Friday, July 28, 2006

Would You Buy A Foreign Policy From This Man?



Too bad, you already have.

(Click on the image above to hear him describe it.)

Read it here.

(tip o' the hat to TPM.)

Update: Apparently, trucks from most states East of the Mississippi are being dispatched to Washington carrying loads of straw. The President's remarks have apparently used up all the straw men on the Eastern Seaboard, creating an urgent shortage.
For a while, American foreign policy was just, Let's hope everything is calm - kind of, managed calm.
You remember, back when Jimmy Carter was nominated for the Nobel Prize for 'just hoping' everything would be calm. And back when Candidate Bush was criticizing Bill Clinton for being too personally involved in sitting around doing nothing and 'hoping' for calm.
And, look, I fully understand some people don't believe it's possible for freedom and democracy to overcome this ideology of hatred. I understand that. I just happen to believe it is possible.

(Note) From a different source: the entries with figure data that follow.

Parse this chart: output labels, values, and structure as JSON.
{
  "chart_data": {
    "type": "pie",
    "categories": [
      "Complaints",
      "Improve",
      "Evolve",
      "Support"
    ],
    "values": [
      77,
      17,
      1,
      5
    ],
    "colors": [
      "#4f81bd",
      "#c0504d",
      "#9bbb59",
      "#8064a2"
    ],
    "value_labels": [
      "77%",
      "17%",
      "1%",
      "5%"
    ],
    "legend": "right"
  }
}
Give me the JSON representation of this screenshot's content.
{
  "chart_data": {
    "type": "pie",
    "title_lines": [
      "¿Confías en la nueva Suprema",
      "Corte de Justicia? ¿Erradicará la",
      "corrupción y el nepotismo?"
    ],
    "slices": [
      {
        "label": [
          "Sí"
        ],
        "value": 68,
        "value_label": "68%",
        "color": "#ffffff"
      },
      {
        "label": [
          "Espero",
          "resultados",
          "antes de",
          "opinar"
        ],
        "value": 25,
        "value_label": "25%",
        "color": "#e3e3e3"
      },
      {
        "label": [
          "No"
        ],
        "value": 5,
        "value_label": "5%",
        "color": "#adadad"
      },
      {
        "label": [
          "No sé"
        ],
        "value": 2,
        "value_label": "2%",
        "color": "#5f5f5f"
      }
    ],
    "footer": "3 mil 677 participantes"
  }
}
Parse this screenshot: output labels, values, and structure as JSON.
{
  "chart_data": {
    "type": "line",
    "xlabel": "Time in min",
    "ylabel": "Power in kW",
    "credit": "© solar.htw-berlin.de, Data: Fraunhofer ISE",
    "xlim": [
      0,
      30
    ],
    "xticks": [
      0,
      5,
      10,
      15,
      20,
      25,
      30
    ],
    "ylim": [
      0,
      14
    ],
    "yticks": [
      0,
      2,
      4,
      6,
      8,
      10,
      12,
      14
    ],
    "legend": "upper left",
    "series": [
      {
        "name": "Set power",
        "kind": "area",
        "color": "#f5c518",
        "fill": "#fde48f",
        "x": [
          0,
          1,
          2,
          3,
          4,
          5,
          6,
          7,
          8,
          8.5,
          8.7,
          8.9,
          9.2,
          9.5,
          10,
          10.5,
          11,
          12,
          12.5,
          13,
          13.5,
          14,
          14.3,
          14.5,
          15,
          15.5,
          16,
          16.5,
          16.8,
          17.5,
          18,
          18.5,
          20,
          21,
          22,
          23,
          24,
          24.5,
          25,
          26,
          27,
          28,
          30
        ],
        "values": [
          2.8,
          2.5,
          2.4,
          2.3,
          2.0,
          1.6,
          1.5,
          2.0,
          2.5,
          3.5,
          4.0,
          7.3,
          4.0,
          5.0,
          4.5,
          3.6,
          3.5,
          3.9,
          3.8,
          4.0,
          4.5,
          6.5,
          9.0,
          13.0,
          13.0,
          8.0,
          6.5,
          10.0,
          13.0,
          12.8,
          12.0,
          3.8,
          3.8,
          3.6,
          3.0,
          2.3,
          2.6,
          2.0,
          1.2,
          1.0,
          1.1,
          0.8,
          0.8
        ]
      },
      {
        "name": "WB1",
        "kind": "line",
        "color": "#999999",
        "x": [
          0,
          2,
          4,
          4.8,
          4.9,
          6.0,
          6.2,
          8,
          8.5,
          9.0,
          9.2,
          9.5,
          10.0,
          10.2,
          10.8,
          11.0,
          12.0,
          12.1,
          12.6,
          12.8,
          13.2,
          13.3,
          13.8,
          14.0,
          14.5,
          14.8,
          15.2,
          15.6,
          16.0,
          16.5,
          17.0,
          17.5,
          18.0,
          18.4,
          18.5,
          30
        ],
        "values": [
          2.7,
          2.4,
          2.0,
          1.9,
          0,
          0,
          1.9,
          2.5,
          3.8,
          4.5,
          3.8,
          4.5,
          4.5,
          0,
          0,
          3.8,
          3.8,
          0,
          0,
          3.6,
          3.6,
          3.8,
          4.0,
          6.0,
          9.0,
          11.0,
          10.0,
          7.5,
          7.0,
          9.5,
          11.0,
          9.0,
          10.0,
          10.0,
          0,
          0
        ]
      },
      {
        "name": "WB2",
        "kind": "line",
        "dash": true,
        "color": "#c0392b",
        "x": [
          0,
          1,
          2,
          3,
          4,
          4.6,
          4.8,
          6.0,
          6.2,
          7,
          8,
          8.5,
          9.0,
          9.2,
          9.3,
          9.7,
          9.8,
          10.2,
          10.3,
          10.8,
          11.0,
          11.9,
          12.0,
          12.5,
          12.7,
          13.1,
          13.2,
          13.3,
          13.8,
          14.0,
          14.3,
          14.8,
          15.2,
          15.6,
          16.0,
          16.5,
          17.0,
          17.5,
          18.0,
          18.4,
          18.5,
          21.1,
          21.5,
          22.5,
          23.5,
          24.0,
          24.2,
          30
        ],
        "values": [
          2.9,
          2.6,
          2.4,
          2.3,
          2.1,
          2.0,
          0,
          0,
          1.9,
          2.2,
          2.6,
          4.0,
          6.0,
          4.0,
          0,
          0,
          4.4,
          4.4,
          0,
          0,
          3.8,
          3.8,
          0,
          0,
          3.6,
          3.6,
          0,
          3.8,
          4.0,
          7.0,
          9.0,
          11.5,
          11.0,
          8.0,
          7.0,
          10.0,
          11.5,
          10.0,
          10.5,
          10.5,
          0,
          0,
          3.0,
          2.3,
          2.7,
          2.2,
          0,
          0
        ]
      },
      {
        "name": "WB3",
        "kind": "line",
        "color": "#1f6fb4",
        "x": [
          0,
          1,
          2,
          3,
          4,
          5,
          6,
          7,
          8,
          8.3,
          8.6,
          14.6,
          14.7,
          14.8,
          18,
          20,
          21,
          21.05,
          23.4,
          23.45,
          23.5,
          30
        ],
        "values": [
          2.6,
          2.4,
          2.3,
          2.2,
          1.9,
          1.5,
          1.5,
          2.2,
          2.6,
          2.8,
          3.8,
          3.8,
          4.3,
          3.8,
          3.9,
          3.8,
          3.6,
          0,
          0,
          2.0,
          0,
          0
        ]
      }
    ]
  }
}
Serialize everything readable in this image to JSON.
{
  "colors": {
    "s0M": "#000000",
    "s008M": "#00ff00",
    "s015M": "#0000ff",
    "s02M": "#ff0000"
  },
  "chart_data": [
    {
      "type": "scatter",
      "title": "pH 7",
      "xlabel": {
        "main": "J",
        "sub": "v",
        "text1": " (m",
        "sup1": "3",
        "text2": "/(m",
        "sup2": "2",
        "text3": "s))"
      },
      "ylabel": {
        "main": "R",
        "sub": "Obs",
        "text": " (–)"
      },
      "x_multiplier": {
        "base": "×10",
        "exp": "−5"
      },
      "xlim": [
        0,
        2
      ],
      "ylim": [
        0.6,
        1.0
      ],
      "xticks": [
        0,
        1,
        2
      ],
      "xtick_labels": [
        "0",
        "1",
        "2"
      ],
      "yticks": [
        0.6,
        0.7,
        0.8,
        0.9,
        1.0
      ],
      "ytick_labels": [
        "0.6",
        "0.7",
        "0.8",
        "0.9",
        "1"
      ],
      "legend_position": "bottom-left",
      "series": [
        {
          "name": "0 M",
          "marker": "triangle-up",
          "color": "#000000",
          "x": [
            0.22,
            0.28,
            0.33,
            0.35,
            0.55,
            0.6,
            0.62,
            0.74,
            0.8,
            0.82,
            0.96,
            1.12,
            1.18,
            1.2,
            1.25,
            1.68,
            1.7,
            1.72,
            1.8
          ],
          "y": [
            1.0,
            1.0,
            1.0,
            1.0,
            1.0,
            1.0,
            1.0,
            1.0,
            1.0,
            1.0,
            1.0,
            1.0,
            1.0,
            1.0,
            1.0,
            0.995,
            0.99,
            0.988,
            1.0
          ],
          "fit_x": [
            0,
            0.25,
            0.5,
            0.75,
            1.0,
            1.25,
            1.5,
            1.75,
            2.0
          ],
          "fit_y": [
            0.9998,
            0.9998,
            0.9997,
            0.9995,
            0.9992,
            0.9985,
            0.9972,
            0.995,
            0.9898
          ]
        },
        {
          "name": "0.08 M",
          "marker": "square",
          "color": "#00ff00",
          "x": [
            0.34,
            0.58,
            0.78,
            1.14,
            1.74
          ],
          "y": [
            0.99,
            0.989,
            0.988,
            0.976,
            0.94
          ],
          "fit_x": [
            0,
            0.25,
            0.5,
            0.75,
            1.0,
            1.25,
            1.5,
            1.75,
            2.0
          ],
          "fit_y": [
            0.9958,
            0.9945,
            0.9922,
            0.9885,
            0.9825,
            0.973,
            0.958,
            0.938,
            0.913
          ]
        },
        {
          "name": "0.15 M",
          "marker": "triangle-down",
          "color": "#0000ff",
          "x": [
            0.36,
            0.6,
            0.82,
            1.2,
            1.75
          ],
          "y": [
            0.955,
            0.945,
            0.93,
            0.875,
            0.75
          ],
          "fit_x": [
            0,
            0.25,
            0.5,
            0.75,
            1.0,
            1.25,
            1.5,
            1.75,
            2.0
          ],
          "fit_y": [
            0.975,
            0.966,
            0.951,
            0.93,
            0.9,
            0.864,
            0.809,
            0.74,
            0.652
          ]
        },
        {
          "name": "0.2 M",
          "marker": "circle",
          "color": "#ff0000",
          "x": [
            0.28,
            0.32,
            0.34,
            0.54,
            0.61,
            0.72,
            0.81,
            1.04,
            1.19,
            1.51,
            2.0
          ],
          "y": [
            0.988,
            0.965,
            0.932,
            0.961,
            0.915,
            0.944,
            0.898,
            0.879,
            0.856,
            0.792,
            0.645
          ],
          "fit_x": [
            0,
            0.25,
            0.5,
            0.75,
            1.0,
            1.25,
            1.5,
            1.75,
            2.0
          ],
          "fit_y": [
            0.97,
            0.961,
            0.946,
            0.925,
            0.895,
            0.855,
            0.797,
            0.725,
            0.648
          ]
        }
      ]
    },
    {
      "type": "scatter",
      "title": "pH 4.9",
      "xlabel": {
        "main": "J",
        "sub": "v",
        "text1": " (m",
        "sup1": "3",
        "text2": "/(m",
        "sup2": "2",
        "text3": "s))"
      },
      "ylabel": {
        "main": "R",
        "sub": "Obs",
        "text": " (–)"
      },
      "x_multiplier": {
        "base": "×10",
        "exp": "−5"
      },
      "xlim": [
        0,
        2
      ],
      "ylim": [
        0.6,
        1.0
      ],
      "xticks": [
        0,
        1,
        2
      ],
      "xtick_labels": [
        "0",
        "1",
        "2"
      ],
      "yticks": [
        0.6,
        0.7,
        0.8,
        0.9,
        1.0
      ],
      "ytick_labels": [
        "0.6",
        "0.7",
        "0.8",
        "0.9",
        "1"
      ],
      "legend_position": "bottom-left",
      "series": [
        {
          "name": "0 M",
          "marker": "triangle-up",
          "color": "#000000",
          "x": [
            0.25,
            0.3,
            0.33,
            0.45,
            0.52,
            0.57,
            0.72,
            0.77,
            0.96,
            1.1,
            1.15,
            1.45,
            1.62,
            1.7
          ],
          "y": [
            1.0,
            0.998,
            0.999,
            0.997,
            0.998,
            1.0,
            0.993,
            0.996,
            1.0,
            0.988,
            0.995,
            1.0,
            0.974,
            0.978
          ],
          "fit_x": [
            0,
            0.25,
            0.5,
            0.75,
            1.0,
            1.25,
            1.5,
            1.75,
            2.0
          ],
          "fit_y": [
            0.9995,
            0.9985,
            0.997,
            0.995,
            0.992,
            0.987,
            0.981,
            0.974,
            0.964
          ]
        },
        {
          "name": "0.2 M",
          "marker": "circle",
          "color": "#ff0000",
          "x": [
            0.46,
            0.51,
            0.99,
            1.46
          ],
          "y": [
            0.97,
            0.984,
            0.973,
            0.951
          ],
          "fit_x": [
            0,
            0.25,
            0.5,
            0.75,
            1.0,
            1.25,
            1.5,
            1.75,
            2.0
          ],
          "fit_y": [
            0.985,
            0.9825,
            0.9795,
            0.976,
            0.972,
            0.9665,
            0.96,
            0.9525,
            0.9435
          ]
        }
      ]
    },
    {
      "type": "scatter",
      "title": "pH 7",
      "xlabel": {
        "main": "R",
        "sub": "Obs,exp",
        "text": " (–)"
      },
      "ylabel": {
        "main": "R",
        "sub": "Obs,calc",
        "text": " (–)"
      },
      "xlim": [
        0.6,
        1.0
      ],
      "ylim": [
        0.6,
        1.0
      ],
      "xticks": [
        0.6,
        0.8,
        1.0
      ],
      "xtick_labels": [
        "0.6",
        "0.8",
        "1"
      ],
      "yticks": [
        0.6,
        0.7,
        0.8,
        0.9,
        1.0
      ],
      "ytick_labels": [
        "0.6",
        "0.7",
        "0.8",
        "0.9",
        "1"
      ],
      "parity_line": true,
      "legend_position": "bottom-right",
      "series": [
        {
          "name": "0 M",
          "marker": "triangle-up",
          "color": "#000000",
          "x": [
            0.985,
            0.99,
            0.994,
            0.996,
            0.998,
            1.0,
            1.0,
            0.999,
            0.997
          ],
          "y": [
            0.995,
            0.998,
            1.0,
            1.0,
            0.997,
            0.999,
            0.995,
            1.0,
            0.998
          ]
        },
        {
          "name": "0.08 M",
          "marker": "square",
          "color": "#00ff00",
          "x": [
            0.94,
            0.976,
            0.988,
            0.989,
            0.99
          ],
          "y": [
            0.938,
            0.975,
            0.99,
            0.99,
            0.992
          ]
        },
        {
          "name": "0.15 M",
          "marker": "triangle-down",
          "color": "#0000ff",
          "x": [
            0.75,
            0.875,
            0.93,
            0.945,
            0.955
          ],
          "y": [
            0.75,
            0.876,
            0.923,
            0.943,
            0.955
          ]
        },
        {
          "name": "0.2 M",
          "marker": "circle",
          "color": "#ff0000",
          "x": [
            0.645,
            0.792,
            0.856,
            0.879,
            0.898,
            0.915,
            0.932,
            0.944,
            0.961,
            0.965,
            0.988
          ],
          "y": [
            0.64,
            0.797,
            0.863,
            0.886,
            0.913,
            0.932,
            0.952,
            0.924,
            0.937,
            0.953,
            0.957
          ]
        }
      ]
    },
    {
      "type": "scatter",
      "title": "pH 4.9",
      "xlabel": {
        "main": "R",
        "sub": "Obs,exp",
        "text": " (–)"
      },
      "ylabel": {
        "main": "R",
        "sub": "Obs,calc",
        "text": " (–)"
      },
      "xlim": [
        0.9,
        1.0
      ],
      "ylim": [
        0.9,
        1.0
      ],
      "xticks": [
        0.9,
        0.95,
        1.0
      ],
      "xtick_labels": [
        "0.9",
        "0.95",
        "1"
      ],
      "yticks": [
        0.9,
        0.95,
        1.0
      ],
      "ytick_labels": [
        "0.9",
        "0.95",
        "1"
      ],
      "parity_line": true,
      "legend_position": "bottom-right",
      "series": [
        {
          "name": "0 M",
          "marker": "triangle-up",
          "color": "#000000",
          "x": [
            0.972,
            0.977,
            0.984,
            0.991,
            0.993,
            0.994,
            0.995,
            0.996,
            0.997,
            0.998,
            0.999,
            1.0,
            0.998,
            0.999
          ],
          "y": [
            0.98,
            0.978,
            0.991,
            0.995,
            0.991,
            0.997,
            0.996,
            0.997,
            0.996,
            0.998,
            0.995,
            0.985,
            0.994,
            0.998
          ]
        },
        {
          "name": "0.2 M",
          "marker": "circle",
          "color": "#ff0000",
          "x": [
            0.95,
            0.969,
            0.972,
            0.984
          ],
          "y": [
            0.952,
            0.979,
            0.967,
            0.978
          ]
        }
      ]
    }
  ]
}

And I believe it will happen.
Yup, can't go listening to those someones who hate freedom and democracy.
And so what you're seeing is, you know, a clash of governing styles.

For example, you know, the notion of democracy beginning to emerge scares the ideologues, the totalitarians, those who want to impose their vision. It just frightens them. And so they respond. They've always been violent.
Democracy starting to emerge, like, say, in the Palestinian election ... no, wait...um,
You know, I hear this amazing kind of editorial thought that says, all of a sudden, Hezbollah's become violent because we're promoting democracy. They have been violent for a long period of time.
Where'd you hear that? I don't think I get that channel. But wait, isn't that what you were just saying? Democracy scares the ideologues so they lash out? Oh, never mind.
One reason why the Palestinians still suffer is because there are militants who refuse to accept a Palestinian state based upon democratic principles.
Like the ones who cut off aid once Hamas was elected, you mean?
And one of the challenges, of course, is to convince people that Muslims would like to be free
Yeah, I keep running into people on the bus who say, "Those Muslims, they just want to be ruled by autocratic regimes and familial dynasties." How will we ever convince them of the truth? It's hard work, is what it is.
There's this kind of almost – you know, kind of a weird kind of elitism that says well maybe - maybe certain people in certain parts of the world shouldn't be free; maybe it's best just to let them sit in these tyrannical societies.
Damn those elitists! What will it take to make them realize it's better to destroy those tyrannies, and then by administering them incompetently, allow the countries to decay into bloody civil war?
And our foreign policy rejects that concept. We don't accept it. And so we're working.
Well, except in Egypt and Saudi Arabia. Well, and Pakistan. And, well, we don't accept it! We don't!